Una Necromante Marchiata è completamente inutile.»
«Questo
non è vero.»
Alice
sbuffò; era palese che non le credesse. Charlie allora
chiuse gli
occhi.
Il
Marchio era la pena che tutti i Necromanti dovevano scontare per aver
salva la vita e poter vivere nel mondo Elementale, invece di essere
costretti a nascondersi in quello umano. In base alla forza del
Necromante sedava quasi del tutto i suoi poteri; gli unici a cui si
poteva aver accesso erano le briciole di potere Elementale che tutti
avevano in sé.
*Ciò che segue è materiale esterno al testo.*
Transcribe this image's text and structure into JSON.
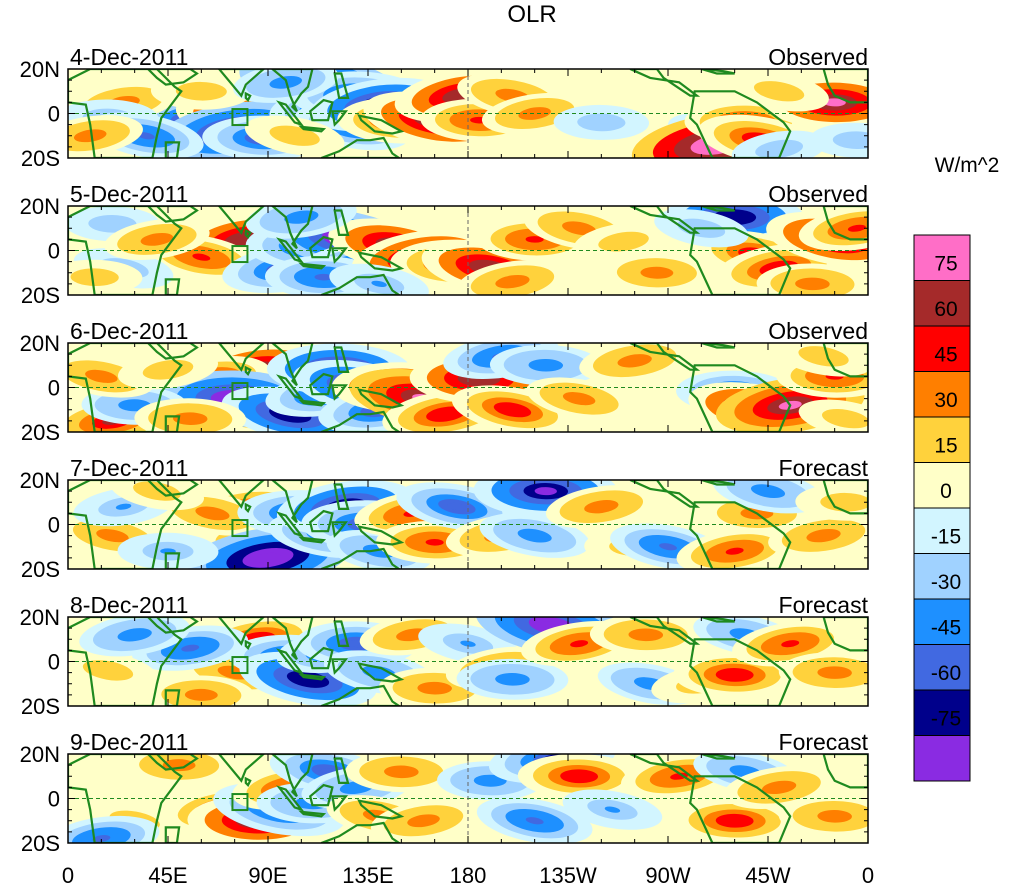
{
  "chart_data": {
    "type": "heatmap",
    "title": "OLR",
    "units": "W/m^2",
    "lon_ticks": [
      "0",
      "45E",
      "90E",
      "135E",
      "180",
      "135W",
      "90W",
      "45W",
      "0"
    ],
    "lon_values": [
      0,
      45,
      90,
      135,
      180,
      225,
      270,
      315,
      360
    ],
    "lat_ticks": [
      "20N",
      "0",
      "20S"
    ],
    "lat_values": [
      20,
      0,
      -20
    ],
    "xlim": [
      0,
      360
    ],
    "ylim": [
      -20,
      20
    ],
    "panels": [
      {
        "date": "4-Dec-2011",
        "kind": "Observed"
      },
      {
        "date": "5-Dec-2011",
        "kind": "Observed"
      },
      {
        "date": "6-Dec-2011",
        "kind": "Observed"
      },
      {
        "date": "7-Dec-2011",
        "kind": "Forecast"
      },
      {
        "date": "8-Dec-2011",
        "kind": "Forecast"
      },
      {
        "date": "9-Dec-2011",
        "kind": "Forecast"
      }
    ],
    "colorbar": {
      "levels": [
        "75",
        "60",
        "45",
        "30",
        "15",
        "0",
        "-15",
        "-30",
        "-45",
        "-60",
        "-75"
      ],
      "colors": [
        "#ff6ec7",
        "#a52a2a",
        "#ff0000",
        "#ff7f00",
        "#ffd23c",
        "#ffffc8",
        "#d2f5ff",
        "#a0d2ff",
        "#1e90ff",
        "#4169e1",
        "#00008b",
        "#8a2be2"
      ]
    },
    "anomalies": [
      [
        [
          55,
          -2,
          -2
        ],
        [
          88,
          6,
          1.6
        ],
        [
          80,
          -3,
          2.5
        ],
        [
          75,
          -8,
          -3
        ],
        [
          88,
          -11,
          -1.8
        ],
        [
          114,
          13,
          -3.4
        ],
        [
          118,
          3,
          -1.8
        ],
        [
          130,
          8,
          -2.2
        ],
        [
          128,
          -6,
          -1.6
        ],
        [
          140,
          4,
          -2.4
        ],
        [
          150,
          -3,
          2
        ],
        [
          165,
          -3,
          2.6
        ],
        [
          178,
          8,
          2.4
        ],
        [
          185,
          -3,
          1.6
        ],
        [
          200,
          8,
          1.4
        ],
        [
          210,
          0,
          1.2
        ],
        [
          240,
          -4,
          -0.8
        ],
        [
          290,
          -8,
          -0.6
        ],
        [
          292,
          -14,
          3.6
        ],
        [
          305,
          -4,
          1.8
        ],
        [
          312,
          -12,
          2
        ],
        [
          320,
          -16,
          -0.8
        ],
        [
          345,
          5,
          2.6
        ],
        [
          320,
          10,
          1
        ],
        [
          25,
          5,
          1.2
        ],
        [
          18,
          -2,
          -1
        ],
        [
          35,
          -10,
          -1.6
        ],
        [
          10,
          -10,
          1.2
        ],
        [
          60,
          10,
          1
        ],
        [
          102,
          -10,
          1
        ],
        [
          98,
          14,
          -1.2
        ],
        [
          355,
          -12,
          -0.8
        ]
      ],
      [
        [
          80,
          5,
          2.4
        ],
        [
          85,
          -8,
          1.8
        ],
        [
          60,
          -3,
          1.6
        ],
        [
          98,
          -8,
          -2
        ],
        [
          110,
          2,
          -2.2
        ],
        [
          125,
          5,
          -3
        ],
        [
          130,
          -7,
          -2
        ],
        [
          115,
          -12,
          -1.6
        ],
        [
          148,
          2,
          2.4
        ],
        [
          160,
          -3,
          2.6
        ],
        [
          175,
          -6,
          2.2
        ],
        [
          190,
          -8,
          2.4
        ],
        [
          200,
          -14,
          1.4
        ],
        [
          210,
          5,
          1.6
        ],
        [
          230,
          10,
          1.4
        ],
        [
          250,
          4,
          1
        ],
        [
          300,
          15,
          -2.4
        ],
        [
          310,
          -2,
          1.8
        ],
        [
          320,
          -8,
          2
        ],
        [
          335,
          -15,
          1.4
        ],
        [
          345,
          5,
          2.4
        ],
        [
          355,
          10,
          1.6
        ],
        [
          20,
          12,
          -0.8
        ],
        [
          25,
          -8,
          -1
        ],
        [
          40,
          5,
          1.2
        ],
        [
          12,
          -12,
          0.8
        ],
        [
          140,
          -15,
          -1
        ],
        [
          105,
          15,
          -1.4
        ],
        [
          265,
          -10,
          1.2
        ],
        [
          285,
          10,
          -0.8
        ]
      ],
      [
        [
          85,
          8,
          2.4
        ],
        [
          95,
          -5,
          2
        ],
        [
          80,
          -10,
          2
        ],
        [
          65,
          4,
          1.6
        ],
        [
          75,
          -5,
          -3
        ],
        [
          100,
          -12,
          -2.4
        ],
        [
          115,
          -3,
          -1.6
        ],
        [
          122,
          8,
          -2.6
        ],
        [
          132,
          0,
          -2.4
        ],
        [
          140,
          -10,
          -1.8
        ],
        [
          150,
          0,
          2.4
        ],
        [
          160,
          -5,
          2.8
        ],
        [
          170,
          -12,
          2
        ],
        [
          185,
          4,
          2.4
        ],
        [
          200,
          -10,
          1.8
        ],
        [
          195,
          14,
          -1.6
        ],
        [
          215,
          10,
          -1.4
        ],
        [
          230,
          -5,
          1.2
        ],
        [
          255,
          12,
          1.4
        ],
        [
          300,
          -2,
          -1.6
        ],
        [
          310,
          -10,
          2.4
        ],
        [
          325,
          -8,
          2.8
        ],
        [
          345,
          5,
          1.6
        ],
        [
          340,
          14,
          1
        ],
        [
          20,
          -15,
          2.2
        ],
        [
          30,
          -8,
          -1.2
        ],
        [
          15,
          5,
          1.2
        ],
        [
          45,
          8,
          1
        ],
        [
          55,
          -14,
          1.4
        ],
        [
          350,
          -14,
          0.8
        ]
      ],
      [
        [
          80,
          6,
          2.2
        ],
        [
          88,
          -8,
          2
        ],
        [
          65,
          5,
          1.4
        ],
        [
          90,
          -15,
          -3.4
        ],
        [
          105,
          5,
          -2
        ],
        [
          115,
          -5,
          -1.4
        ],
        [
          125,
          8,
          -2.4
        ],
        [
          135,
          0,
          -2.2
        ],
        [
          140,
          -12,
          -1.2
        ],
        [
          155,
          5,
          1.6
        ],
        [
          165,
          -8,
          1.6
        ],
        [
          175,
          8,
          -1.8
        ],
        [
          195,
          -5,
          1.4
        ],
        [
          215,
          15,
          -2.6
        ],
        [
          210,
          -5,
          -1.4
        ],
        [
          240,
          8,
          1.4
        ],
        [
          255,
          -10,
          1
        ],
        [
          270,
          -10,
          -1.6
        ],
        [
          300,
          -12,
          1.6
        ],
        [
          310,
          5,
          1.2
        ],
        [
          315,
          15,
          -1.4
        ],
        [
          340,
          -5,
          1.4
        ],
        [
          350,
          10,
          1
        ],
        [
          20,
          -5,
          1.2
        ],
        [
          25,
          8,
          -1
        ],
        [
          45,
          -12,
          -1
        ],
        [
          40,
          15,
          0.8
        ]
      ],
      [
        [
          85,
          10,
          1.8
        ],
        [
          95,
          -6,
          1.8
        ],
        [
          75,
          -5,
          1.4
        ],
        [
          55,
          6,
          -1.6
        ],
        [
          100,
          2,
          -1.8
        ],
        [
          108,
          -8,
          -2.4
        ],
        [
          120,
          5,
          -1.6
        ],
        [
          130,
          8,
          -1.8
        ],
        [
          140,
          -5,
          -1.4
        ],
        [
          155,
          12,
          1.2
        ],
        [
          165,
          -12,
          1.4
        ],
        [
          180,
          8,
          -1
        ],
        [
          195,
          -3,
          1.4
        ],
        [
          200,
          -8,
          -1.4
        ],
        [
          218,
          16,
          -3
        ],
        [
          230,
          8,
          1.6
        ],
        [
          260,
          12,
          1.4
        ],
        [
          262,
          -10,
          -1.2
        ],
        [
          285,
          -10,
          1
        ],
        [
          300,
          -6,
          1.8
        ],
        [
          305,
          12,
          -1.2
        ],
        [
          325,
          8,
          1.6
        ],
        [
          345,
          -5,
          1.4
        ],
        [
          18,
          -4,
          1
        ],
        [
          30,
          12,
          -1.4
        ],
        [
          60,
          -15,
          1.2
        ]
      ],
      [
        [
          70,
          -5,
          1.8
        ],
        [
          85,
          -10,
          2.4
        ],
        [
          95,
          -5,
          -2.2
        ],
        [
          100,
          5,
          1.6
        ],
        [
          110,
          -2,
          -1.4
        ],
        [
          118,
          12,
          -1.8
        ],
        [
          130,
          5,
          -1.4
        ],
        [
          150,
          12,
          1.4
        ],
        [
          140,
          -8,
          1.2
        ],
        [
          160,
          -10,
          1.2
        ],
        [
          190,
          8,
          -1.2
        ],
        [
          210,
          -10,
          -1.6
        ],
        [
          218,
          18,
          -2
        ],
        [
          230,
          10,
          1.8
        ],
        [
          245,
          -5,
          -1
        ],
        [
          275,
          10,
          1.6
        ],
        [
          300,
          -10,
          1.8
        ],
        [
          305,
          12,
          -1.2
        ],
        [
          320,
          5,
          1.4
        ],
        [
          345,
          -8,
          1.4
        ],
        [
          30,
          -10,
          1
        ],
        [
          15,
          -18,
          -1.6
        ],
        [
          50,
          15,
          1.2
        ]
      ]
    ]
  }
}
Charlie, però, era sempre riuscita
a eludere, almeno
in parte, le regole: riusciva a raggiungere un filo del suo vero
potere per rinforzare i suoi incantesimi – o almeno non farli
sembrare totalmente ridicoli. Soltanto così era riuscita a
produrre
una Compulsione abbastanza potente da convincere il buttafuori della
festa a farla entrare. Se non ne fosse stata capace, probabilmente a
quest'ora sarebbero stati tutti morti.
Ma
non era questo ciò che voleva dire ad Alice. Anzi: se
l'avessero
scoperta le ripercussioni sarebbero state di certo terribili.
«Che
cosa vuoi fare?» disse Alice, sembrando all'erta.
«Niente.»
Charlie riaprì gli occhi, un sorriso soddisfatto sulle
labbra «Se i
Necromanti Marchiati sono così inutili, perché tu
ti sei
spaventata?»
Alice
assottigliò lo sguardo, gli occhi diventati due lame azzurre
che
scintillavano nella poca luce, e scosse la testa.
Poi
tese la mano a Charlie.
«Affare
fatto»
Charlie
gliela strinse, cercando di trattenere il sorriso.